President Barack Obama confirmed Thursday that he will visit Cuba next month to advance progress in relations between the two nations and “efforts that can improve the lives of the Cuban people.”
Writing on Twitter, Obama also vowed to raise human rights issues in talks with officials in the communist-led nation.
“This historic visit – the first by a sitting U.S. President in nearly 90 years – is another demonstration of the President’s commitment to chart a new course for U.S.-Cuban relations and connect U.S. and Cuban citizens through expanded travel, commerce, and access to information,” a White House statement said, noting that Obama will arrive for a two day visit on March 21, before traveling to Argentina.
The Cuba trip suggests Obama remains determined to push ahead with what he sees as a legacy achievement before leaving office a year from now.

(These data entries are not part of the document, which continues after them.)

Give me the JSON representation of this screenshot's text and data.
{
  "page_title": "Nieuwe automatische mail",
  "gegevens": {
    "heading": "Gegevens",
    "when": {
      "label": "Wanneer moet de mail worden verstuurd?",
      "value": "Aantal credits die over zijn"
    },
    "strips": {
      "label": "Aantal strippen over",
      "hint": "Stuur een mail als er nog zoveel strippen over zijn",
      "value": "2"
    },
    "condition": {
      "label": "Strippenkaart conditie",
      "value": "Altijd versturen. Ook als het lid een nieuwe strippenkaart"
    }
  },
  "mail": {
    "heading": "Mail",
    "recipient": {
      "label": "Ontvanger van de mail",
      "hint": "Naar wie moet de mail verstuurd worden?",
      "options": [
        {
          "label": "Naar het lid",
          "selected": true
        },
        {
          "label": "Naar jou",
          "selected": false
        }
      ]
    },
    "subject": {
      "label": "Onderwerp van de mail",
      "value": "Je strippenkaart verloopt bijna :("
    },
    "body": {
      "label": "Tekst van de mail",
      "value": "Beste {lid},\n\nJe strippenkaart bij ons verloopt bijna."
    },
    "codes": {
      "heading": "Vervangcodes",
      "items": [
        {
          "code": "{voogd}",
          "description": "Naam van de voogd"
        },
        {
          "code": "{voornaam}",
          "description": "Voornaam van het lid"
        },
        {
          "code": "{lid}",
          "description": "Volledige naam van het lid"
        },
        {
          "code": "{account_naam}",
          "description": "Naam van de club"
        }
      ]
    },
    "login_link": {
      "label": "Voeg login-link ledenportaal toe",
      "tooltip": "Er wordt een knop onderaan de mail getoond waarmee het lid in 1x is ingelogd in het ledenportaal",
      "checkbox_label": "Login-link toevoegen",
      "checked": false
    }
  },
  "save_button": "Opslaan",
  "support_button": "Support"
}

Since the historic thaw in ties was announced in December 2014, Obama has made steady progress breaking down diplomatic barriers with the former Cold War enemy. The successes include restoring diplomatic relations and reopening embassies in each other’s capitals. The U.S. removed Cuba from its list of state sponsors of terrorism. Obama and Cuban President Raul Castro have talked regularly and met twice.
Using his executive authority, Obama has persistently chipped away at the longstanding U.S. restrictions on business, investment and travel in Cuba.
The latest step came last week, when the two countries reached an arrangement to restore the first direct regularly scheduled commercial flights between the countries in more than 50 years.
Cuba slow to make reforms
But while Obama has continued to loosen restrictions on Cuba during the past year, progress on the Cuban end has stalled, according to John Kavulich, president of the U.S.-Cuba Trade and Economic Council.
“The Cubans haven’t really done anything, other than allowing more individuals into Cuba and making more money from them,” Kavulich told VOA.
But Havana could be motivated to make some major concessions over the next year, Kavulich says, in part to head off any future president who may want to overturn Obama’s moves.
“Everything can be reversed. And if the only activities are some airlines traveling to Cuba, that’s not going to be much of an impediment for a new president. So the Cubans now know they’re going to have make some things happen.”
Obama can also continue to loosen restrictions on his own. The biggest change Obama can enact, according to Kavulich, would be to remove the restrictions on Cuba using the dollar in international transactions, a move that could dramatically improve Cuba’s economy.
“That is the last of the big regulations that he has control of. He may be saving that for this trip,” he says.
Embargo remains in place
But there is a limit to what Obama can achieve unilaterally. The U.S. economic embargo on Cuba, which has been in place for decades, can only be removed by Congress. Although support for the embargo is declining, it still has widespread backing from lawmakers in both parties who say lifting the restrictions would essentially reward what is one of Latin America’s most politically repressive countries.
Obama argues the embargo is a broken policy that has failed to spur democratic reforms, something he says will only come when Cuba opens up to the world.
But there is little evidence detente has led to human rights improvements. Despite Cuba’s freeing some political prisoners and working to improve Internet access, censorship remains widespread and dissidents continue to be jailed at about the same rate as in past years, according to rights groups.
Nonetheless, there are hints Cuba is considering at least modest reforms to its rigid, one-party political system. Cuban President Raul Castro, brother of iconic revolutionary leader Fidel Castro, has proposed term limits for senior leaders and raised the possibility of a constitutional referendum.
More significantly, Raul, who took over from his brother in 2006, has promised to step down in 2018. If that happens, it will be the first time since 1959 that a Castro has not been in charge of the island.
But other issues beside the Castros complicate the U.S.-Cuba relationship, including the American-run military base at Guantanamo Bay, Cuba. Raul Castro has said the only way for ties to be completely restored is if Washington returns the base to Cuban control. Obama has given no signs he intends to do that, but is working to fulfill his longtime promise of closing down the base’s controversial prison, which holds dozens of suspected terrorists.
Although challenges to the U.S.-Cuba relationship remain, there is evidence to suggest the American public does not view its southern neighbor with as much suspicion as it once did. A poll released this week by Gallup indicates 54 percent of Americans view Cuba favorably. That is up from the 10 percent of Americans who viewed Cuba positively in 1996.
However Gallup also noted the partisan divide over Cuba has grown larger. While 73 percent of Democrats view Cuba favorably, only 34 percent of Republicans do the same.